EROTICA AND sexuality are the provocative and alluring themes of a bold new exhibition opening this Saturday, in both the Town Hall Theatre bar and the Black Gate Cultural Centre on St Francis Street.
Curated by Margaret Nolan, the show is teasingly entitled SIN, and across the two venues, comprises more than 40 pieces in a variety of media - painting, drawing, sculpture, and photography. The exhibiting artists are Charlie Cullen, Tom Mathews, Hughie Friel, Liam Delaney, Caoimhe LaVelle, Ciara Nolan, Sabina Ñiguez, Margaret Nolan, Stephen Roche, Tony Carragher, Patrick Rodgers, Piotr Bieniasz, Finbar McHugh, and Dean Kelly. Over a Saturday afternoon coffee in Tigh Neachtain, artist/curator Margaret Nolan sat with me to talk about SIN and what viewers can expect.
Over the past few years, Nolan has been exploring the theme of sex, both in her own work, and curated group shows. I begin by asking whether SIN marks the culmination of this voyage of artistic discovery or might there be more work to come in this erotic vein? “There probably will be more...a lot more, because you’re always exploring these things,” she replies with an endearingly dirty laugh. “It’s me allowing myself to explore these things because most of my past work had been stuff anyone could look at, like street scenes, but now I’m allowing myself to express my inner self which is quite a nice thing to do.”
While the heavy hand of the Catholic Church long suppressed any open discussion or expression of matters sexual in Ireland, this is changing and SIN can be seen as part of our increasing openness in this regard. “At the opening of Desire last year we read out some of James Joyce’s love letters to Nora, which are really raunchy,” Nolan recalls. “They were always hidden, very few people had read them, so sex has always been a taboo subject, something people don’t really talk about, and was always behind closed doors. I do think we are becoming more open to it; anyone I asked to be involved in the show or to come and see it were all really excited about participating or viewing. I think we are definitely becoming more mature and open minded about sex.”
Historically, much erotic art has catered to the male gaze and another measure of SIN’s modernity is the way in which several of the works on show affirms female desire and presents the male figure as the focus of attention. “I started working on how we look at art and it is mostly females who are portrayed in a sexual way,” Nolan notes. “I did a show last year with Tony Carragher which only featured male nudes and that switches your head around. You sometimes think maybe people don’t want to see male nudes, they’d prefer to look at a nice curvy woman, so it is good to explore those assumptions. I find it much more interesting to do the male figure.”

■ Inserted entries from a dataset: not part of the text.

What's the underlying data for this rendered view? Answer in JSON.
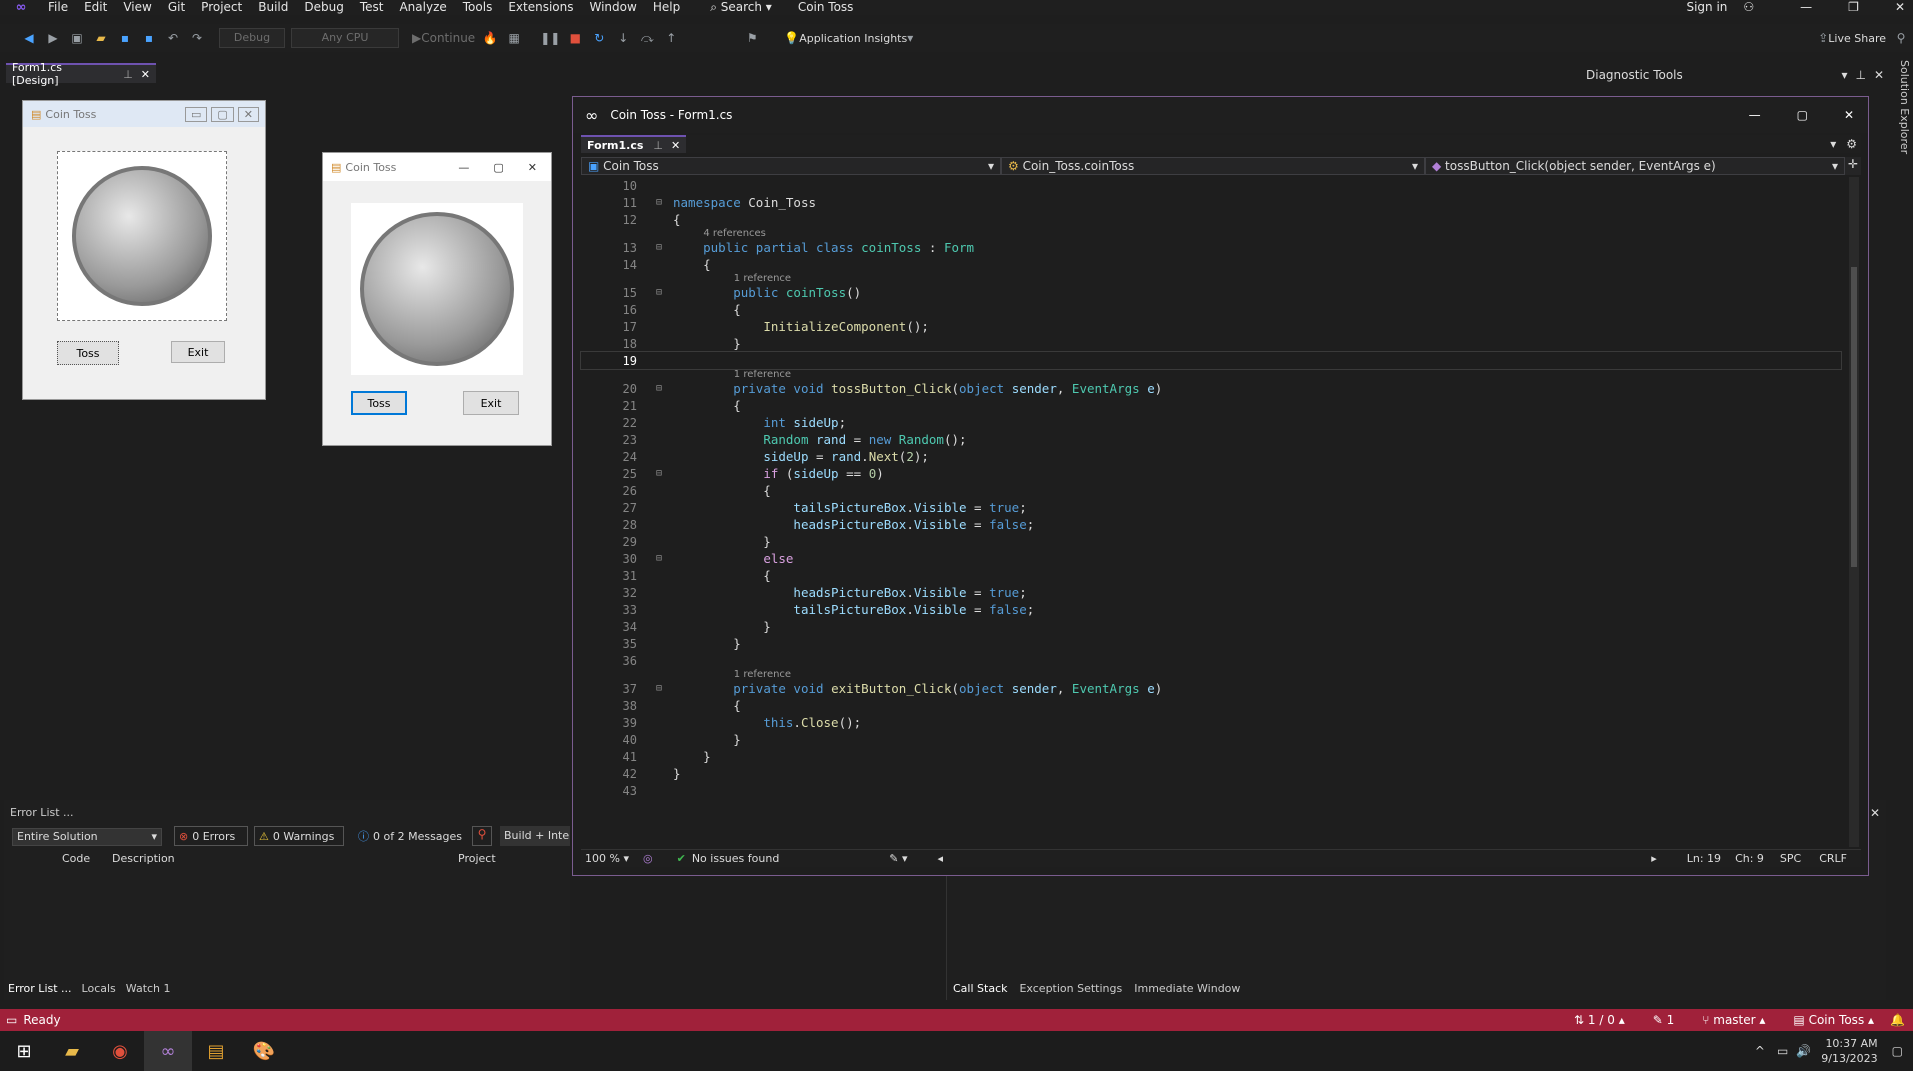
{
  "menu": [
    "File",
    "Edit",
    "View",
    "Git",
    "Project",
    "Build",
    "Debug",
    "Test",
    "Analyze",
    "Tools",
    "Extensions",
    "Window",
    "Help"
  ],
  "search_label": "Search",
  "window_title": "Coin Toss",
  "sign_in": "Sign in",
  "toolbar": {
    "config": "Debug",
    "platform": "Any CPU",
    "continue": "Continue",
    "insights": "Application Insights",
    "live_share": "Live Share"
  },
  "doc_tab": "Form1.cs [Design]",
  "designer_form": {
    "title": "Coin Toss",
    "toss": "Toss",
    "exit": "Exit"
  },
  "running_form": {
    "title": "Coin Toss",
    "toss": "Toss",
    "exit": "Exit"
  },
  "diagnostic": {
    "title": "Diagnostic Tools"
  },
  "solution_explorer": "Solution Explorer",
  "code_window": {
    "title": "Coin Toss - Form1.cs",
    "tab": "Form1.cs",
    "nav_project": "Coin Toss",
    "nav_class": "Coin_Toss.coinToss",
    "nav_member": "tossButton_Click(object sender, EventArgs e)",
    "zoom": "100 %",
    "issues": "No issues found",
    "ln": "Ln: 19",
    "ch": "Ch: 9",
    "spc": "SPC",
    "crlf": "CRLF"
  },
  "code_lines": [
    {
      "n": "10",
      "refs": "",
      "segs": []
    },
    {
      "n": "11",
      "refs": "",
      "segs": [
        [
          "kw",
          "namespace "
        ],
        [
          "pl",
          "Coin_Toss"
        ]
      ]
    },
    {
      "n": "12",
      "refs": "",
      "segs": [
        [
          "pl",
          "{"
        ]
      ]
    },
    {
      "n": "13",
      "refs": "4 references",
      "segs": [
        [
          "pl",
          "    "
        ],
        [
          "kw",
          "public partial class "
        ],
        [
          "ty",
          "coinToss"
        ],
        [
          "pl",
          " : "
        ],
        [
          "ty",
          "Form"
        ]
      ]
    },
    {
      "n": "14",
      "refs": "",
      "segs": [
        [
          "pl",
          "    {"
        ]
      ]
    },
    {
      "n": "15",
      "refs": "1 reference",
      "segs": [
        [
          "pl",
          "        "
        ],
        [
          "kw",
          "public "
        ],
        [
          "ty",
          "coinToss"
        ],
        [
          "pl",
          "()"
        ]
      ]
    },
    {
      "n": "16",
      "refs": "",
      "segs": [
        [
          "pl",
          "        {"
        ]
      ]
    },
    {
      "n": "17",
      "refs": "",
      "segs": [
        [
          "pl",
          "            "
        ],
        [
          "fn",
          "InitializeComponent"
        ],
        [
          "pl",
          "();"
        ]
      ]
    },
    {
      "n": "18",
      "refs": "",
      "segs": [
        [
          "pl",
          "        }"
        ]
      ]
    },
    {
      "n": "19",
      "refs": "",
      "segs": []
    },
    {
      "n": "20",
      "refs": "1 reference",
      "segs": [
        [
          "pl",
          "        "
        ],
        [
          "kw",
          "private void "
        ],
        [
          "fn",
          "tossButton_Click"
        ],
        [
          "pl",
          "("
        ],
        [
          "kw",
          "object "
        ],
        [
          "id",
          "sender"
        ],
        [
          "pl",
          ", "
        ],
        [
          "ty",
          "EventArgs "
        ],
        [
          "id",
          "e"
        ],
        [
          "pl",
          ")"
        ]
      ]
    },
    {
      "n": "21",
      "refs": "",
      "segs": [
        [
          "pl",
          "        {"
        ]
      ]
    },
    {
      "n": "22",
      "refs": "",
      "segs": [
        [
          "pl",
          "            "
        ],
        [
          "kw",
          "int "
        ],
        [
          "id",
          "sideUp"
        ],
        [
          "pl",
          ";"
        ]
      ]
    },
    {
      "n": "23",
      "refs": "",
      "segs": [
        [
          "pl",
          "            "
        ],
        [
          "ty",
          "Random "
        ],
        [
          "id",
          "rand"
        ],
        [
          "pl",
          " = "
        ],
        [
          "kw",
          "new "
        ],
        [
          "ty",
          "Random"
        ],
        [
          "pl",
          "();"
        ]
      ]
    },
    {
      "n": "24",
      "refs": "",
      "segs": [
        [
          "pl",
          "            "
        ],
        [
          "id",
          "sideUp"
        ],
        [
          "pl",
          " = "
        ],
        [
          "id",
          "rand"
        ],
        [
          "pl",
          "."
        ],
        [
          "fn",
          "Next"
        ],
        [
          "pl",
          "("
        ],
        [
          "nm",
          "2"
        ],
        [
          "pl",
          ");"
        ]
      ]
    },
    {
      "n": "25",
      "refs": "",
      "segs": [
        [
          "pl",
          "            "
        ],
        [
          "ctl",
          "if "
        ],
        [
          "pl",
          "("
        ],
        [
          "id",
          "sideUp"
        ],
        [
          "pl",
          " == "
        ],
        [
          "nm",
          "0"
        ],
        [
          "pl",
          ")"
        ]
      ]
    },
    {
      "n": "26",
      "refs": "",
      "segs": [
        [
          "pl",
          "            {"
        ]
      ]
    },
    {
      "n": "27",
      "refs": "",
      "segs": [
        [
          "pl",
          "                "
        ],
        [
          "id",
          "tailsPictureBox"
        ],
        [
          "pl",
          "."
        ],
        [
          "id",
          "Visible"
        ],
        [
          "pl",
          " = "
        ],
        [
          "kw",
          "true"
        ],
        [
          "pl",
          ";"
        ]
      ]
    },
    {
      "n": "28",
      "refs": "",
      "segs": [
        [
          "pl",
          "                "
        ],
        [
          "id",
          "headsPictureBox"
        ],
        [
          "pl",
          "."
        ],
        [
          "id",
          "Visible"
        ],
        [
          "pl",
          " = "
        ],
        [
          "kw",
          "false"
        ],
        [
          "pl",
          ";"
        ]
      ]
    },
    {
      "n": "29",
      "refs": "",
      "segs": [
        [
          "pl",
          "            }"
        ]
      ]
    },
    {
      "n": "30",
      "refs": "",
      "segs": [
        [
          "pl",
          "            "
        ],
        [
          "ctl",
          "else"
        ]
      ]
    },
    {
      "n": "31",
      "refs": "",
      "segs": [
        [
          "pl",
          "            {"
        ]
      ]
    },
    {
      "n": "32",
      "refs": "",
      "segs": [
        [
          "pl",
          "                "
        ],
        [
          "id",
          "headsPictureBox"
        ],
        [
          "pl",
          "."
        ],
        [
          "id",
          "Visible"
        ],
        [
          "pl",
          " = "
        ],
        [
          "kw",
          "true"
        ],
        [
          "pl",
          ";"
        ]
      ]
    },
    {
      "n": "33",
      "refs": "",
      "segs": [
        [
          "pl",
          "                "
        ],
        [
          "id",
          "tailsPictureBox"
        ],
        [
          "pl",
          "."
        ],
        [
          "id",
          "Visible"
        ],
        [
          "pl",
          " = "
        ],
        [
          "kw",
          "false"
        ],
        [
          "pl",
          ";"
        ]
      ]
    },
    {
      "n": "34",
      "refs": "",
      "segs": [
        [
          "pl",
          "            }"
        ]
      ]
    },
    {
      "n": "35",
      "refs": "",
      "segs": [
        [
          "pl",
          "        }"
        ]
      ]
    },
    {
      "n": "36",
      "refs": "",
      "segs": []
    },
    {
      "n": "37",
      "refs": "1 reference",
      "segs": [
        [
          "pl",
          "        "
        ],
        [
          "kw",
          "private void "
        ],
        [
          "fn",
          "exitButton_Click"
        ],
        [
          "pl",
          "("
        ],
        [
          "kw",
          "object "
        ],
        [
          "id",
          "sender"
        ],
        [
          "pl",
          ", "
        ],
        [
          "ty",
          "EventArgs "
        ],
        [
          "id",
          "e"
        ],
        [
          "pl",
          ")"
        ]
      ]
    },
    {
      "n": "38",
      "refs": "",
      "segs": [
        [
          "pl",
          "        {"
        ]
      ]
    },
    {
      "n": "39",
      "refs": "",
      "segs": [
        [
          "pl",
          "            "
        ],
        [
          "kw",
          "this"
        ],
        [
          "pl",
          "."
        ],
        [
          "fn",
          "Close"
        ],
        [
          "pl",
          "();"
        ]
      ]
    },
    {
      "n": "40",
      "refs": "",
      "segs": [
        [
          "pl",
          "        }"
        ]
      ]
    },
    {
      "n": "41",
      "refs": "",
      "segs": [
        [
          "pl",
          "    }"
        ]
      ]
    },
    {
      "n": "42",
      "refs": "",
      "segs": [
        [
          "pl",
          "}"
        ]
      ]
    },
    {
      "n": "43",
      "refs": "",
      "segs": []
    }
  ],
  "error_list": {
    "title": "Error List ...",
    "scope": "Entire Solution",
    "errors": "0 Errors",
    "warnings": "0 Warnings",
    "messages": "0 of 2 Messages",
    "build": "Build + Intel",
    "col_code": "Code",
    "col_desc": "Description",
    "col_project": "Project",
    "bottom_tabs": [
      "Error List ...",
      "Locals",
      "Watch 1"
    ]
  },
  "right_bottom_tabs": [
    "Call Stack",
    "Exception Settings",
    "Immediate Window"
  ],
  "status": {
    "ready": "Ready",
    "updown": "1 / 0",
    "pencil": "1",
    "branch": "master",
    "project": "Coin Toss"
  },
  "clock": {
    "time": "10:37 AM",
    "date": "9/13/2023"
  }
}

Among the exhibiting artists are Hughie Friel, drummer of key Irish new wave outfit The Atrix, who presents a sculpture of a couple having sex. Galway artist Dean Kelly contributes a witty facsimile of a school copybook, on the pages of which rude doodles jostle for attention with the theorems of Pythagoras. Nolan describes some of the other artists and works.
“Sabina Ñiguez is from Spain; her usual work features street scenes, landscapes, and musicians. For her to allow herself to draw this way is big for her. She has a painting called 'Onanismo' which shows a woman pleasuring herself. Piotr Bieniasz has photographs inspired by the story of Salome and the Seven Veils. Stephen Roche has a beautiful piece; a collage made up of images he has taken from porno magazines but assembled in a way that is really beautiful - which might seem an odd thing to say but it is. I have five pieces in the show, two of which are new. They are mostly paintings and two pieces that combine painting and wire sculpture.”
The official launch of SIN is at 4pm this Saturday in the Town Hall Theatre gallery where yours truly has the honour of giving the guest speech. At 6pm proceedings shift to the Black Gate Cultural Centre where there will be more art, and poetry readings by Olaf Tyaransen, Gerry Hanberry, and Dani Gill, plus a short speech by Tom Mathews. SIN runs until February 28.